Co was śmieszy?
Kiedy ostatnio opowiadaliście sobie dowcipy w domu? Wspólny śmiech nie tylko łączy – zmniejsza też poziom hormonów stresu, uruchamia produkcję endorfin, czyli hormonu szczęścia, rozluźnia mięśnie. Innymi słowy – poprawia nam samopoczucie i psychiczne, i fizyczne. Jeśli więc macie jakieś ulubione zabawne historyjki, zdjęcia czy memy, odnajdźcie je i obejrzyjcie jeszcze raz z całą rodziną. Może macie też jakieś zabawne wspólne wspomnienia? Możecie zrobić ranking własnych najśmieszniejszych historii czy zdjęć.

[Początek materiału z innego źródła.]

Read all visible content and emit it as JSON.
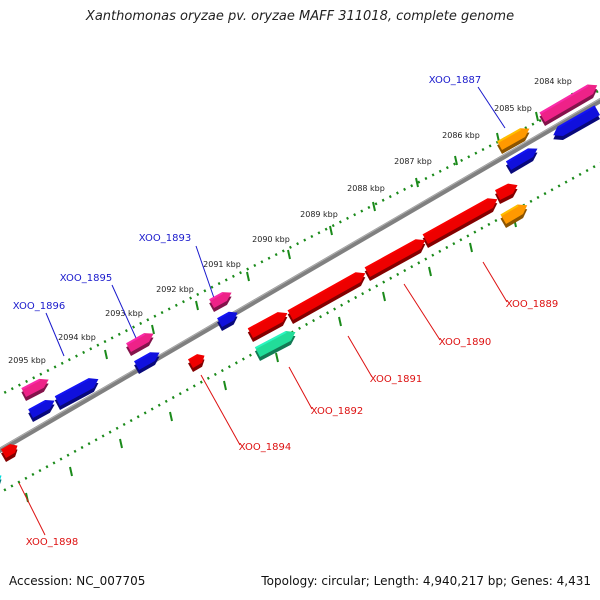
{
  "header": {
    "title": "Xanthomonas oryzae pv. oryzae MAFF 311018, complete genome"
  },
  "footer": {
    "accession": "Accession: NC_007705",
    "topology": "Topology: circular; Length: 4,940,217 bp; Genes: 4,431"
  },
  "colors": {
    "backbone": "#7f7f7f",
    "ticks": "#1a8a1a",
    "upper_label": "#1a1acc",
    "lower_label": "#dd1111",
    "red": "#ee0000",
    "blue": "#1010dd",
    "magenta": "#ee2288",
    "orange": "#ff9900",
    "teal": "#22dd99",
    "cyan": "#00dddd"
  },
  "kbp_ticks": [
    {
      "kbp": 2084,
      "label": "2084 kbp"
    },
    {
      "kbp": 2085,
      "label": "2085 kbp"
    },
    {
      "kbp": 2086,
      "label": "2086 kbp"
    },
    {
      "kbp": 2087,
      "label": "2087 kbp"
    },
    {
      "kbp": 2088,
      "label": "2088 kbp"
    },
    {
      "kbp": 2089,
      "label": "2089 kbp"
    },
    {
      "kbp": 2090,
      "label": "2090 kbp"
    },
    {
      "kbp": 2091,
      "label": "2091 kbp"
    },
    {
      "kbp": 2092,
      "label": "2092 kbp"
    },
    {
      "kbp": 2093,
      "label": "2093 kbp"
    },
    {
      "kbp": 2094,
      "label": "2094 kbp"
    },
    {
      "kbp": 2095,
      "label": "2095 kbp"
    }
  ],
  "gene_labels": [
    {
      "name": "XOO_1887",
      "strand": "upper"
    },
    {
      "name": "XOO_1893",
      "strand": "upper"
    },
    {
      "name": "XOO_1895",
      "strand": "upper"
    },
    {
      "name": "XOO_1896",
      "strand": "upper"
    },
    {
      "name": "XOO_1889",
      "strand": "lower"
    },
    {
      "name": "XOO_1890",
      "strand": "lower"
    },
    {
      "name": "XOO_1891",
      "strand": "lower"
    },
    {
      "name": "XOO_1892",
      "strand": "lower"
    },
    {
      "name": "XOO_1894",
      "strand": "lower"
    },
    {
      "name": "XOO_1898",
      "strand": "lower"
    }
  ]
}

Zorganizujcie okazję do śmiechu
Dobrym pomysłem do stworzenia okazji na wspólną zabawę i śmiech może być np. zorganizowanie tańca radości – na pobudzenie ducha i ciała jednocześnie. Włączcie skoczną wesołą muzykę o szybszym tempie i zaproście dzieci do zabawy. Pokazujcie całym ciałem, jak się zachowuje człowiek, który jest radosny. Jak się cieszy wasza głowa? A jak się cieszą wasze plecy? Ręce. Nogi. Same kolana. Palce prawej ręki. A teraz lewa stopa. Podczas wykonywania kolejnych etapów tańca zwróćcie uwagę, żeby okazywać ekspresję za pomocą wymienionych części ciała.